BAME staff ‘are a particularly at-risk group’, Professor Mortensen, president-elect of the RCS, told Sky News. ‘It’s important they are removed from danger’, he added.
Professor Neil Mortensen, president-elect of the Royal College of Surgeons (RCS), said he supported calls for BAME colleagues to be protected but cautioned that it could put huge pressure on other staff https://t.co/i3uAxhyHaH
— SkyNews (@SkyNews) April 30, 2020
Mortensen’s remarks follow new NHS guidance that BAME healthcare workers should be ‘risk assessed’ and possibly reassigned to work that leaves them at lesser risk.
While it is certainly true that ethnic-minorities have been disproportionately affected by the virus, as Rakib Ehsan has written about on spiked, there are many reasons why this could be: from a greater likelihood of underlying health conditions to multi-generational living conditions.

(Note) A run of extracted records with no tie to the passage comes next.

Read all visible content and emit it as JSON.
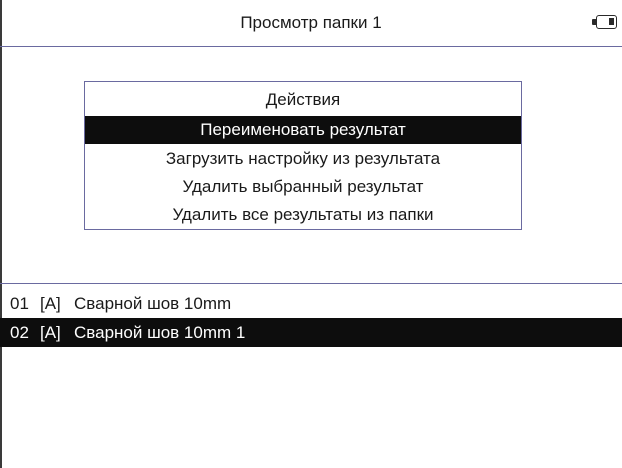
{
  "header": {
    "title": "Просмотр папки 1",
    "battery_icon": "battery-icon",
    "battery_level": 0.3
  },
  "dialog": {
    "title": "Действия",
    "items": [
      {
        "label": "Переименовать результат",
        "selected": true
      },
      {
        "label": "Загрузить настройку из результата",
        "selected": false
      },
      {
        "label": "Удалить выбранный результат",
        "selected": false
      },
      {
        "label": "Удалить все результаты из папки",
        "selected": false
      }
    ]
  },
  "results": [
    {
      "num": "01",
      "type": "[A]",
      "name": "Сварной шов 10mm",
      "selected": false
    },
    {
      "num": "02",
      "type": "[A]",
      "name": "Сварной шов 10mm 1",
      "selected": true
    }
  ],
  "colors": {
    "selection_bg": "#0d0d0d",
    "divider": "#6a6aa0"
  }
}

It certainly makes sense to limit contact to those most at risk, particularly where underlying health conditions are concerned. But the fact that certain risk factors might be more prevalent in some communities does not mean that race is a causal factor. Adopting a blanket, race-based policy would be deeply disturbing and divisive.
That top doctors can even imagine such a thing shows how ingrained racial identity politics has become at the top of society – even among the supposedly rational scientific elite.